I came here with one goal: escape. Map the guards, find a car, get back to a world where 'trajectories' meant career paths, not bullet paths. For two days that plan has been the only thing holding me together.

But I’m a numbers person, and the numbers just changed.

Silas didn’t take Maeve’s mother for leverage. He took her to hurt. An eye for an eye—you take what a man loves, so he has to keep living in the hole where it used to be. That’s not a kidnapping strategy. That’s a man balancing a ledger written in people.

And sitting here on this rug, I finally understand the line item I’ve become. Silas saw me at that breakfast table in Ireland. Silas decided I’m what Lorcan loves now—he’s wrong, but it doesn’t matter what’s true, only what’s in his column. Which means I’m not a hostage anybody’s going to ransom. I’m a debt he fully intends to collect. The second I’m outside these walls with no men and no warning, I stop being Atara Ross with a 3.9 and alease in Brooklyn. I’m just the next thing he takes from Lorcan to make him bleed.

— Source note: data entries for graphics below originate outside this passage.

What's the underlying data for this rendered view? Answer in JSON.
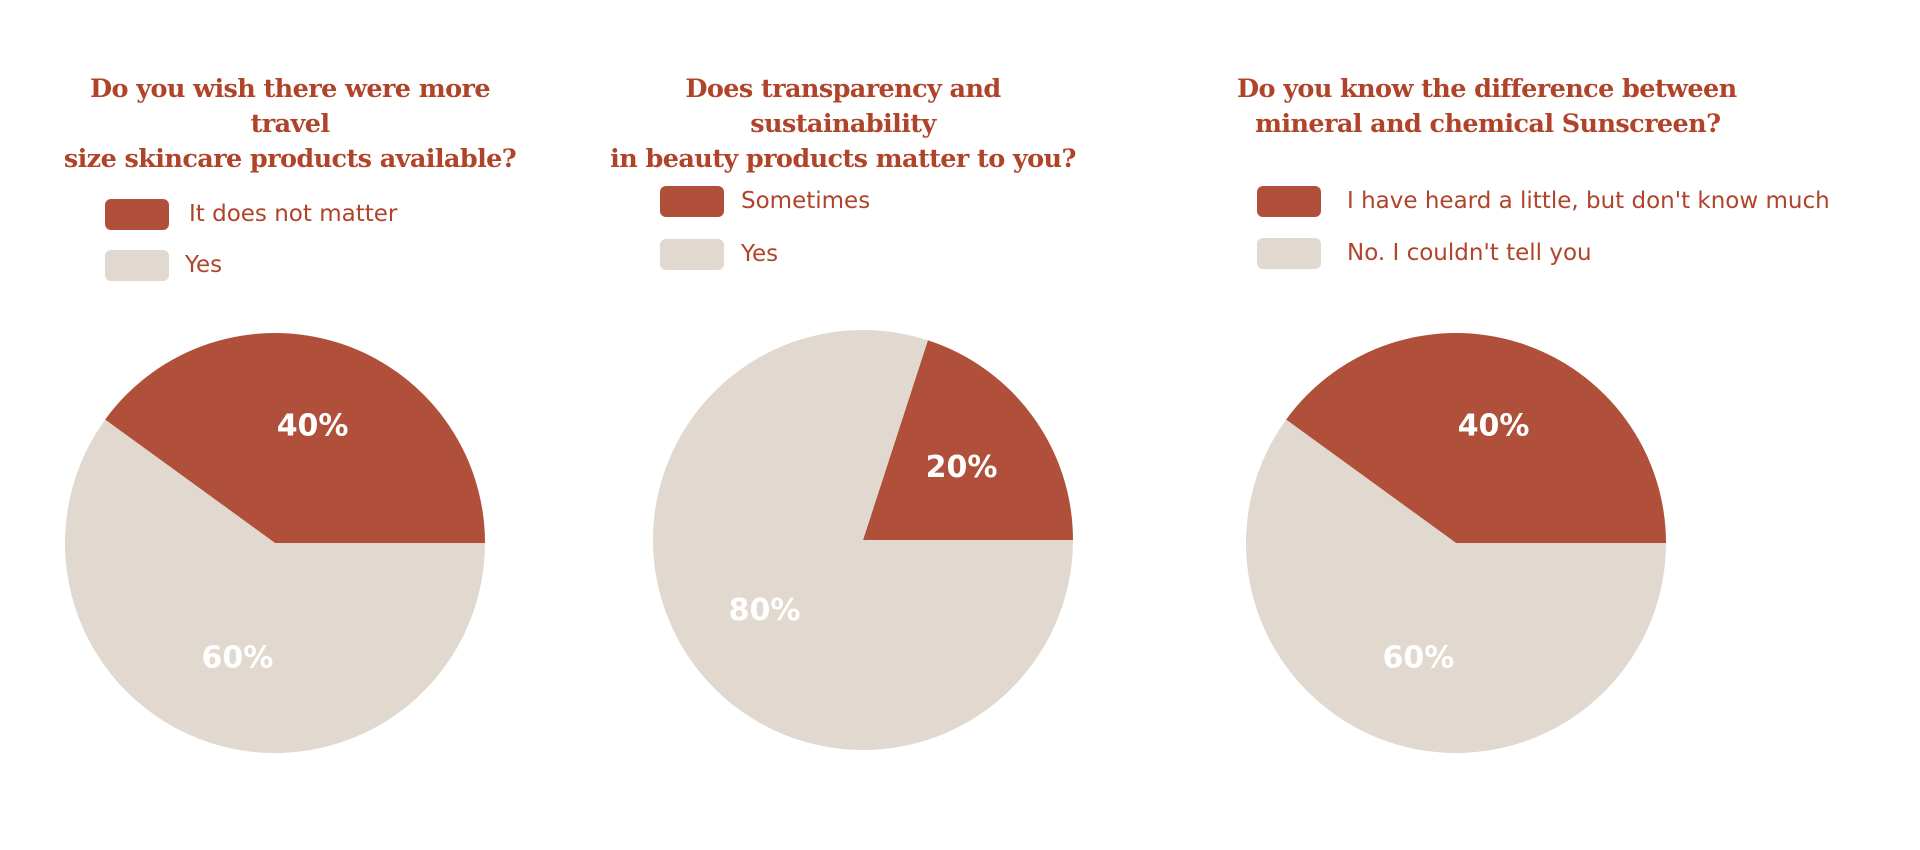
{
  "colors": {
    "accent": "#b0503a",
    "neutral": "#e1d8cf",
    "title": "#b0442a",
    "slice_label": "#ffffff"
  },
  "chart_data": [
    {
      "type": "pie",
      "title": "Do you wish there were more travel size skincare products available?",
      "title_lines": [
        "Do you wish there were more travel",
        "size skincare products available?"
      ],
      "legend_position": "top-left",
      "slices": [
        {
          "label": "It does not matter",
          "value": 40,
          "display": "40%",
          "color": "#b0503a"
        },
        {
          "label": "Yes",
          "value": 60,
          "display": "60%",
          "color": "#e1d8cf"
        }
      ]
    },
    {
      "type": "pie",
      "title": "Does transparency and sustainability in beauty products matter to you?",
      "title_lines": [
        "Does transparency and sustainability",
        "in beauty products matter to you?"
      ],
      "legend_position": "top-left",
      "slices": [
        {
          "label": "Sometimes",
          "value": 20,
          "display": "20%",
          "color": "#b0503a"
        },
        {
          "label": "Yes",
          "value": 80,
          "display": "80%",
          "color": "#e1d8cf"
        }
      ]
    },
    {
      "type": "pie",
      "title": "Do you know the difference between mineral and chemical Sunscreen?",
      "title_lines": [
        "Do you know the difference between",
        "mineral and chemical Sunscreen?"
      ],
      "legend_position": "top-left",
      "slices": [
        {
          "label": "I have heard a little, but don't know much",
          "value": 40,
          "display": "40%",
          "color": "#b0503a"
        },
        {
          "label": "No. I couldn't tell you",
          "value": 60,
          "display": "60%",
          "color": "#e1d8cf"
        }
      ]
    }
  ]
}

So, let’s game it out. Say I do it—pick the lock, beat the rotation, make the gate. Where do I run? Home, to my mother’s little house in Queens? To Tania’s couch? I’d be a flare going up in the dark, leading a man who keeps score in bodies straight to the doorstep of every person I’ve ever loved. Running doesn’t get me out of the equation. It just adds names to it.

And it isn’t only what’s waiting out there. A bad escape in here, a tripped alarm, an open gate, a guard pulled off his post to chase me down, is exactly the kind of crack a ghost crawls through. I picture Maeve in her yellow sundress somewhere in the middle of that, and my blood goes to ice water.

This is the part Mark would never believe: that I’d run the whole spreadsheet, and it would tell me to stay. Not because I’ve surrendered, God, no. Because the cage, as much as I hate it, and I do, I hate the locked door and the clothes in my exact size and the burner phone with three numbers in it, is the one place on the entire planet where my staying alive doesn’t get somebody else killed.

But I need to be sure.

I know I can’t just leave, but I need to be sure. I don’t want to be kept by a man who sees me as property, especially when I can’t think straight about it.

I can’t leave.

If I leave, who’s going to help her find the sky? Who’s going to tell her that ghosts aren't real when her Dad comes home with 'sauce' on his hands?

Lorcan is a monster. I know that. I felt the heat of his anger on the plane. I saw the coldness in his eyes when he destroyed my phone. He is a man who treats the world like a balance sheet of debts and punishments.